24 Juillet 2016 , Rédigé par lucien-pons Publié dans #La France, #La République, #La nation ., #Comité pour une Nouvelle résistance, #Terrorisme, #Daesch

L’attentat de Nice, causes réelles et dangers prévisibles…

… Ou la « complicité » politique des « élites » dirigeantes.

Par Jacques Cotta • Jeudi 21/07/2016

L’attentat de Nice, causes réelles et dangers prévisibles…  … Ou la « complicité » politique des « élites » dirigeantes. Par jacques Cotta.

Après le crime de masse commis à Nice Promenade des anglais, des certitudes plus contradictoires les unes que les autres ont été formulées d’heure en heure, de jour en jour, par les mêmes hommes politiques, commentateurs et « spécialistes du terrorisme » sur un ton ne souffrant aucune discussion. Chaque déclaration avait l’ambition de nous éclairer sur la personnalité du tueur, sur ses motivations, sur ses liens avec l’organisation terroriste internationale.

Ainsi a-t-on appris successivement :

a/ que l’assassin au camion était un membre de Daech et que « son implication dans les rangs de l’organisation terroriste » ne faisait aucun doute.

b/ puis qu’il était sans doute « un loup solitaire », « n’étant pas l’objet d’une fiche S », mais ayant tout de même été déjà poursuivi pour violences, avant qu’on apprenne qu’il avait été pris dans une altercation avec un automobiliste, ce qui est selon les chiffres officiels le cas d’un conducteur sur deux. Dans le même registre, qu’il était violent avec sa femme ce qui là encore le range dans la moitié des hommes qui vivant en couple ont un comportement pour le moins répréhensible.

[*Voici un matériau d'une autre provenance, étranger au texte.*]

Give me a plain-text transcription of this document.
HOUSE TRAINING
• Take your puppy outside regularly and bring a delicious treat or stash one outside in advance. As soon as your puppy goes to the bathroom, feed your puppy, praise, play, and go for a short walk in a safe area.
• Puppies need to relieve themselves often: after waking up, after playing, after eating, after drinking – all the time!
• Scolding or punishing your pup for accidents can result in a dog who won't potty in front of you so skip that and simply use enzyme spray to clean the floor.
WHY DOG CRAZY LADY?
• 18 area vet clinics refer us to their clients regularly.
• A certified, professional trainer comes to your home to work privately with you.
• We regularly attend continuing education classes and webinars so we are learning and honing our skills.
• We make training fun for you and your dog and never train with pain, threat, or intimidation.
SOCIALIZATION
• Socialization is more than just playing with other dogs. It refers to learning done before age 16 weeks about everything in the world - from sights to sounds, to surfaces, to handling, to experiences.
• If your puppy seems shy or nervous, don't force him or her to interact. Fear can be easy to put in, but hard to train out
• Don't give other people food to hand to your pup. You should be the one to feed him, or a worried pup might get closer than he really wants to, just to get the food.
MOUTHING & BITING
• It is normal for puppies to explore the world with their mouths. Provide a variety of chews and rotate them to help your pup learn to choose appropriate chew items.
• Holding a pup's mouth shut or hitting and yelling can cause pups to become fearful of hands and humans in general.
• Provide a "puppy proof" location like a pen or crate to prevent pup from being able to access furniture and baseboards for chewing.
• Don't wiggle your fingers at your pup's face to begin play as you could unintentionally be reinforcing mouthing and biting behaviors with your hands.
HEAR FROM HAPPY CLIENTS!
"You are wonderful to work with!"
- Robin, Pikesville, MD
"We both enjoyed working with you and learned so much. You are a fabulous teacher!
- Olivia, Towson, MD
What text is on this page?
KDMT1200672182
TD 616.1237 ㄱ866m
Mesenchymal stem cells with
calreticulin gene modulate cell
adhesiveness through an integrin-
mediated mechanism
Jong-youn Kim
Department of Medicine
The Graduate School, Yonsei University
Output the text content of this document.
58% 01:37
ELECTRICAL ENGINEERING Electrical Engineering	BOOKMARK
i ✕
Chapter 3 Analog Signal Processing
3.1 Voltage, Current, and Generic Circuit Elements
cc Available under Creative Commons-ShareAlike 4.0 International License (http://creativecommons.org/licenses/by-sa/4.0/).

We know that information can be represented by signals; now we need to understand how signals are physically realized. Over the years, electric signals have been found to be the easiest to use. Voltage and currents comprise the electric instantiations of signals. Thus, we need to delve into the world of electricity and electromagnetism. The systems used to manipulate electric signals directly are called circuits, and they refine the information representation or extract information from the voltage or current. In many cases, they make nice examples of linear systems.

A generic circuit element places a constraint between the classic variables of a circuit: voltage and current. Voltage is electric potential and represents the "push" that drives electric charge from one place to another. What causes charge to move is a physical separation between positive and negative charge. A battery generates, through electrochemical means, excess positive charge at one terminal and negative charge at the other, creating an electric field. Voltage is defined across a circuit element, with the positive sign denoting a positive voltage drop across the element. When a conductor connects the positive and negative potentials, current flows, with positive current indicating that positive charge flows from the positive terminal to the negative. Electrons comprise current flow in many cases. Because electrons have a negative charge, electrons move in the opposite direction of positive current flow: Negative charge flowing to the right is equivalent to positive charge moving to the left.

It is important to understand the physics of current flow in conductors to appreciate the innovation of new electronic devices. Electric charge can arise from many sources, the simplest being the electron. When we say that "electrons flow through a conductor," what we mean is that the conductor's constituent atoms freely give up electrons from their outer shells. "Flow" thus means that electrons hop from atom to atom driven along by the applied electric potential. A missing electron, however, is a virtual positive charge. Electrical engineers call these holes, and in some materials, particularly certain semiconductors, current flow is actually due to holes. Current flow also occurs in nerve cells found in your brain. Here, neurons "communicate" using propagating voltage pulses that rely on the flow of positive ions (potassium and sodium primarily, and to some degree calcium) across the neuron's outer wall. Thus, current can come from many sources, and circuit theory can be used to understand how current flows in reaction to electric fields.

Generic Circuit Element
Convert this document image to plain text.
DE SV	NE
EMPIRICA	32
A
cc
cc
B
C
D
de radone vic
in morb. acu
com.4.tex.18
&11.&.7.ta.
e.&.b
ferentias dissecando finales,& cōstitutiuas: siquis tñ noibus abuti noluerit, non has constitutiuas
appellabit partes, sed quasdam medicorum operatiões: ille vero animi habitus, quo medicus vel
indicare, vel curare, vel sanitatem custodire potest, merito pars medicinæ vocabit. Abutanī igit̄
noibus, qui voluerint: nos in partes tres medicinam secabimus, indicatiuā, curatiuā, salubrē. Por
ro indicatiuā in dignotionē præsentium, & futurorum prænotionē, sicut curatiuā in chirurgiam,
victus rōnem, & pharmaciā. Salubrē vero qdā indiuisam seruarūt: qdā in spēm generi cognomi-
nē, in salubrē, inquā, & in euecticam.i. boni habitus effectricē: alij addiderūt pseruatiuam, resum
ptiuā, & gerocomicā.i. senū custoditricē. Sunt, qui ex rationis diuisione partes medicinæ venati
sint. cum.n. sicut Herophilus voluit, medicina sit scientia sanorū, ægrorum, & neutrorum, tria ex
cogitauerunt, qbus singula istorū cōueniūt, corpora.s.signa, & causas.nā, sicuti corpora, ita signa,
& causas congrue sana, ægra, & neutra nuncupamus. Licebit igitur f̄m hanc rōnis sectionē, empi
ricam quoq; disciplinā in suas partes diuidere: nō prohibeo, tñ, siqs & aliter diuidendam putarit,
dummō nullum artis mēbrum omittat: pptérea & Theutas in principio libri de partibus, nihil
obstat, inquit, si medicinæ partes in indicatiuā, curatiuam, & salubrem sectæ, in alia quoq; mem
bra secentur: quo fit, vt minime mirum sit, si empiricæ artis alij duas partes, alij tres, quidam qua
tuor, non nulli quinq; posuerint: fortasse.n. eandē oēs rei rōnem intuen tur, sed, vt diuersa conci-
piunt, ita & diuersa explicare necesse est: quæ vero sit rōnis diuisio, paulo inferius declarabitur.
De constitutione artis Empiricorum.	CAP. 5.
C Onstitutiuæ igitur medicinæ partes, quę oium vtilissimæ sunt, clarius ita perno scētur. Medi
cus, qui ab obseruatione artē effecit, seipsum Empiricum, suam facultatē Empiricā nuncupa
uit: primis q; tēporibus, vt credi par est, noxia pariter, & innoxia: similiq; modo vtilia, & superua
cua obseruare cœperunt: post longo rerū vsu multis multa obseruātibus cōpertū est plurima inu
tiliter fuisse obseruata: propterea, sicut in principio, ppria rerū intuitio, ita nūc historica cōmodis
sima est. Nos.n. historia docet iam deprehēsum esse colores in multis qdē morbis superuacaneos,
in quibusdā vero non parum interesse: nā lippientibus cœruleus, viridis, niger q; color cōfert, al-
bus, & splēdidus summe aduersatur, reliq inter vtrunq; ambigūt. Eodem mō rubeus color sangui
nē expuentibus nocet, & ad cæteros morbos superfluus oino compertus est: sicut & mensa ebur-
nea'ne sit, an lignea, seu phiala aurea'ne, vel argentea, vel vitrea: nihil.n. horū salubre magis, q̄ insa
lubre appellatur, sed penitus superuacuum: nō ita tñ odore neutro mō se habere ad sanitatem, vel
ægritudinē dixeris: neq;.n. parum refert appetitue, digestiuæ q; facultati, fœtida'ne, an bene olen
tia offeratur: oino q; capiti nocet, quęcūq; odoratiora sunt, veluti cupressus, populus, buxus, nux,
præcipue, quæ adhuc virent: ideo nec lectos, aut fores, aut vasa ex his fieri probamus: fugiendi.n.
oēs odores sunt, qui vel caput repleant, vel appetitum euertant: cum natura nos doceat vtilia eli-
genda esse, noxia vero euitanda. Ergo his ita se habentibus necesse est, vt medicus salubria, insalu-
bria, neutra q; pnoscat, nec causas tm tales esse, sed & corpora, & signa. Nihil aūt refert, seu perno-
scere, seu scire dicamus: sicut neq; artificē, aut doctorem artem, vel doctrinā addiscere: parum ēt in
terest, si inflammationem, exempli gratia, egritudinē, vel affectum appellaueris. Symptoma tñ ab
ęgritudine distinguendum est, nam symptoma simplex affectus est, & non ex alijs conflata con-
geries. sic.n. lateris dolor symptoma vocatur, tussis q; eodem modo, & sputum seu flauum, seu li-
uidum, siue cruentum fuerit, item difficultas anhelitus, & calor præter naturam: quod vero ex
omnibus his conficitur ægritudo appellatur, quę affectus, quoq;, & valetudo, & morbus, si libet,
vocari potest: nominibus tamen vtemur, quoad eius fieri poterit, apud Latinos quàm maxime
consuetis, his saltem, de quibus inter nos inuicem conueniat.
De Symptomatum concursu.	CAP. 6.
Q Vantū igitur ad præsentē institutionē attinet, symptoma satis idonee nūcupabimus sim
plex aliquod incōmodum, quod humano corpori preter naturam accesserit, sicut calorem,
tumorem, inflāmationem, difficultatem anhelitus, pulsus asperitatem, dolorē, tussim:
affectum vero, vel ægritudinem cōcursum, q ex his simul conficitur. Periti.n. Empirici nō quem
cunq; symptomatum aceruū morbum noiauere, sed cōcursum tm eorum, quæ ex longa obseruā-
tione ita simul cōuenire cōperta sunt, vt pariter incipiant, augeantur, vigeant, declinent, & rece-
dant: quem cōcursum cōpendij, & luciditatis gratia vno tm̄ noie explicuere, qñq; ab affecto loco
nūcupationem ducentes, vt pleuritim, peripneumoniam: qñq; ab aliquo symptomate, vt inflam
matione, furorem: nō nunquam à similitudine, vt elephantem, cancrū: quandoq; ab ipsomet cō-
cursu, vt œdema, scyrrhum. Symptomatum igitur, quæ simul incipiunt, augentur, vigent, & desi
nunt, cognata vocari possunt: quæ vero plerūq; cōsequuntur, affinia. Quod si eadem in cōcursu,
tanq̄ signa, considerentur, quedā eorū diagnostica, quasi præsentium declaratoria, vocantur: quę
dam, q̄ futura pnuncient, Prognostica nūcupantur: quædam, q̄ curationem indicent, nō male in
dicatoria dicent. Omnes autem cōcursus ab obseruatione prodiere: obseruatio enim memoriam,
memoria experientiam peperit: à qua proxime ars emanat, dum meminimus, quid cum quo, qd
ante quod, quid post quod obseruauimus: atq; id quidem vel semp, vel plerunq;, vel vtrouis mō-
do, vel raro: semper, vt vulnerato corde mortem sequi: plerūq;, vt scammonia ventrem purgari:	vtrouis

c/ puis que le même était connu pour son goût du porc, de l’alcool, des relations sexuelles débridées, pour un comportement assez éloigné de celui que revendiquent en règle générale les djihadistes

d/ puis qu’il s’agirait d’un « fou », un « déséquilibré » en instance de divorce, criblé de dettes, qui aurait « pété les plombs ».

e/ Enfin, pour boucler la boucle, que l’assassin s’était radicalisé à toute vitesse dans les derniers jours, se laissant d’ailleurs « pousser la barbe une semaine environ avant l’assassinat de plus de 80 personnes, hommes, femmes et enfants » à l’issue du feu d’artifice du 14 juillet, ce qui là encore le range dans une catégorie bien fournie.

Tout cela évacue la seule question qui vaille : quel que soit le profil exact et sans doute contradictoire du tueur, comment et pourquoi a-t’il répondu aux recommandations des chefs islamistes radicaux dont aucun lien apparent ne peut laisser paraître des relations particulières en décidant d’assassiner par tous les moyens –là un camion loué pour l’occasion- les « mécréants » en masse ? Où a-t-il donc trouvé l’énergie pour commettre les crimes du 14 juillet alors que quelques jours avant il était totalement insoupçonnable ?

L’énergie du tueur

Un fou isolé, déprimé, passant à l’acte aujourd’hui dans le crime de masse comme il aurait pu le faire hier par un simple suicide ? L’explication est un peu courte.

C’est une idéologie qui est en cause, sans d’ailleurs que l’assassin n’ait un réel besoin d’y adhérer dans le détail. L’ambiance suffit. Cette idéologie qui trouve son expression dans l’affichage de la barbarie la plus élaborée rappelle le Nazisme qui il y a un peu plus de 70 ans embrasait l’Europe et le monde. A y regarder de plus près d’ailleurs, les profils des assassins et plus généralement des bandes djihadistes n’est pas très éloigné de celui des bandes nazis qui dès le début semaient la terreur : relations entre la pègre, le « lumpenprolétariat » et le grand capital, haine féroce de la culture exprimée spectaculairement aujourd’hui dans les destructions des œuvres millénaires lorsqu’hier il s’agissait de faire des brasiers avec les œuvres littéraires, haine de la démocratie, du débat, grossièreté des anathèmes et « arguments » mettant en scène aujourd’hui le mécréant comme hier le juif, etc…

Peu à peu cette idéologie s’impose comme une évidence, forte des capitulations successives sur le terrain de la laïcité notamment. C’est une succession d’abandons au nom du « respect des différences » qui ont abouti à opposer une catégorie à une autre, à rendre perceptibles les appels au meurtre dans des têtes qui pourtant n’ont pas forcément grand-chose à voir avec les prédicateurs de Daech ou autres fous de dieu.

Au lendemain du meurtre de masse de Nice, on entend un « mea culpa » monter au sein des élites promptes à condamner une laïcité trop stricte au profit d’une laïcité « ouverte » qui se caractériserait par l’acceptation des religions, des signes religieux, des valeurs religieuses dans la sphère publique. Mais n’est-ce pas précisément cela qui a armé le tueur ? La question est importante car de sa réponse découle une certaine perception des dangers qui guettent notamment la société française. Car alors le tueur de Nice ne serait pas un « dingue » isolé, mais exprimerait la possibilité pour des milliers qui aujourd’hui s’ignorent de passer à l’acte en tuant massivement, histoire d’en finir de façon spectaculaire, en remplissant une mission dont l’ordre diffus viendrait d’ailleurs.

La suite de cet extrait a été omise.